If there is a lot of confusion, perhaps it is bugged. My understanding and what worked last time I tested was that you need to have a caravan leave when your pop is 20, you've traded 10000*, and you've produced 100000*, and then when the liaison comes the next year, you'll have an option to elevate a dwarf to baron. If that isn't working, there is some problem.
Will we be able to let the computer run a player created fortress? For instance, to play five years and then let it run itself while we play as adventurer or running other fortresses.
Will we be able to play a fortress, abandon it, then advance the world a set number of years?
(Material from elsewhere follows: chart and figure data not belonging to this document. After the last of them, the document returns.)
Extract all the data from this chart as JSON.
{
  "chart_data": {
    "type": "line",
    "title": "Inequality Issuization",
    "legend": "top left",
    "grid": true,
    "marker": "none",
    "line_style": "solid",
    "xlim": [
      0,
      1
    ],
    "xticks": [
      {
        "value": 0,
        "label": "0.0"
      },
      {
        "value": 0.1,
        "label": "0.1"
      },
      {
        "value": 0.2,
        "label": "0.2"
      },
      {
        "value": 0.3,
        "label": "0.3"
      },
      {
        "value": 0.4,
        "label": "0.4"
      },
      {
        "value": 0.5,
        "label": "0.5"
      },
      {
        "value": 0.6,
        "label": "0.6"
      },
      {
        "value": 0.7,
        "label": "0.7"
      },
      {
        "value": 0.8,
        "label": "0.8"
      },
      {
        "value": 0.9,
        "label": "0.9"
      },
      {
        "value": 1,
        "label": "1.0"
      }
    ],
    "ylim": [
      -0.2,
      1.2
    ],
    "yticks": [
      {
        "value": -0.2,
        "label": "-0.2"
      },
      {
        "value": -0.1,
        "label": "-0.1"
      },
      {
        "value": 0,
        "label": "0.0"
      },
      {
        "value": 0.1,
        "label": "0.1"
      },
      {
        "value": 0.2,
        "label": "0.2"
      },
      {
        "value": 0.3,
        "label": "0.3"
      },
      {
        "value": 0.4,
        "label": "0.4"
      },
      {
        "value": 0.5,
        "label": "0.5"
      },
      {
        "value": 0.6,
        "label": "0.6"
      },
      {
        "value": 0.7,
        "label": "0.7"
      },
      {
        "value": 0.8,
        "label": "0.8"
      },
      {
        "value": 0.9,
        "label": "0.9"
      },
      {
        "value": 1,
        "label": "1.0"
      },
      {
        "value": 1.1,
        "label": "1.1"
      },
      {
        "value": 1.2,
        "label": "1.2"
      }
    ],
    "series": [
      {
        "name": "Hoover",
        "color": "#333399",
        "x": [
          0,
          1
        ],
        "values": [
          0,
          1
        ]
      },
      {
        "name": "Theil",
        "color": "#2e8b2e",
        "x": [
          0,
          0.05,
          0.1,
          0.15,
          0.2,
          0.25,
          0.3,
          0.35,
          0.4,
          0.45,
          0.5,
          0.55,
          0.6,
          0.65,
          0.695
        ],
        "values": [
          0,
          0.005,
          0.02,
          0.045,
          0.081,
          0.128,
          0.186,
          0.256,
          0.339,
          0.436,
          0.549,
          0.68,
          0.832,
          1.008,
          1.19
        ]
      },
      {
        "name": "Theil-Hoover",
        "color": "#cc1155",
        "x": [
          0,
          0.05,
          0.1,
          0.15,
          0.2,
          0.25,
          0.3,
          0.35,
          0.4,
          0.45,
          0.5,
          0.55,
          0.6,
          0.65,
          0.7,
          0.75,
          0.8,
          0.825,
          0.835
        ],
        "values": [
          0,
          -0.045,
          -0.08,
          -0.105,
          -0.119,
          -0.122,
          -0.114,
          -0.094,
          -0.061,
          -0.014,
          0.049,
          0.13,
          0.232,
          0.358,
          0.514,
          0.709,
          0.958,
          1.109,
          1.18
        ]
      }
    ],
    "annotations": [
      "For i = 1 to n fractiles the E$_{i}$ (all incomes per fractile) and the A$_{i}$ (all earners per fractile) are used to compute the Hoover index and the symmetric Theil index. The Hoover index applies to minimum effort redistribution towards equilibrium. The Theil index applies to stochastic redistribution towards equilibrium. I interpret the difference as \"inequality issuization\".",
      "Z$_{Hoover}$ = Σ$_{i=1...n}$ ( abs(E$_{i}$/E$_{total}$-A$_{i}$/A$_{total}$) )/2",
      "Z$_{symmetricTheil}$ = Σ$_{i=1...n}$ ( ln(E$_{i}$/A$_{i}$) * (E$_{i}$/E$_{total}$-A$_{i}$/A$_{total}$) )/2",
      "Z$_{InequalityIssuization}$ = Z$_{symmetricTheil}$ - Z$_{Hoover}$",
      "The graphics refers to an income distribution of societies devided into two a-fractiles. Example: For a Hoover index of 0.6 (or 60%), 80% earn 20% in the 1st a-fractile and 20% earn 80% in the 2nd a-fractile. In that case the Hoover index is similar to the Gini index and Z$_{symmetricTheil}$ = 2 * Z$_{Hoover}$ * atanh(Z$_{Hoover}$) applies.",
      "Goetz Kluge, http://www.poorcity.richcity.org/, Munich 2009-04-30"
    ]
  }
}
Transferring an active fortress to an off-screen computer controlled state has some difficult problems, mostly involving fluids upon return and the other tricky things the player can do. When you return, it is difficult for the computer to know how the fortress might have changed and make that a safe process. As long as the player doesn't have unreasonable expectations, it isn't so bad, but we might have different standards there, he he he.
Once adv mode waiting is in, being able to advance the world a number of years should be a settled matter, and it shouldn't be an issue at that point to "continue world gen" for a fixed period, although it might have a different flavor/arc from the original world gen, since more data would be established, and for that reason and storage space sanity, less might change, but I'm not sure.
Toady I see the Darkones, whos name leaves me, have slaves. In what ways do you plan for these slaves to come to pass? Will it be anywhere from transformed children, to the controlled, all the way to just people hired with cash?
Night creatures? Yeah, all those. Hired people should already be in by that time (unless night creatures go in first), and night creatures will get extra ways to get help. I guess Dracula, who had rough analogs to each kind of help you mentioned, is a good example for this kind of night creature. Hopefully it will be scary and creepy.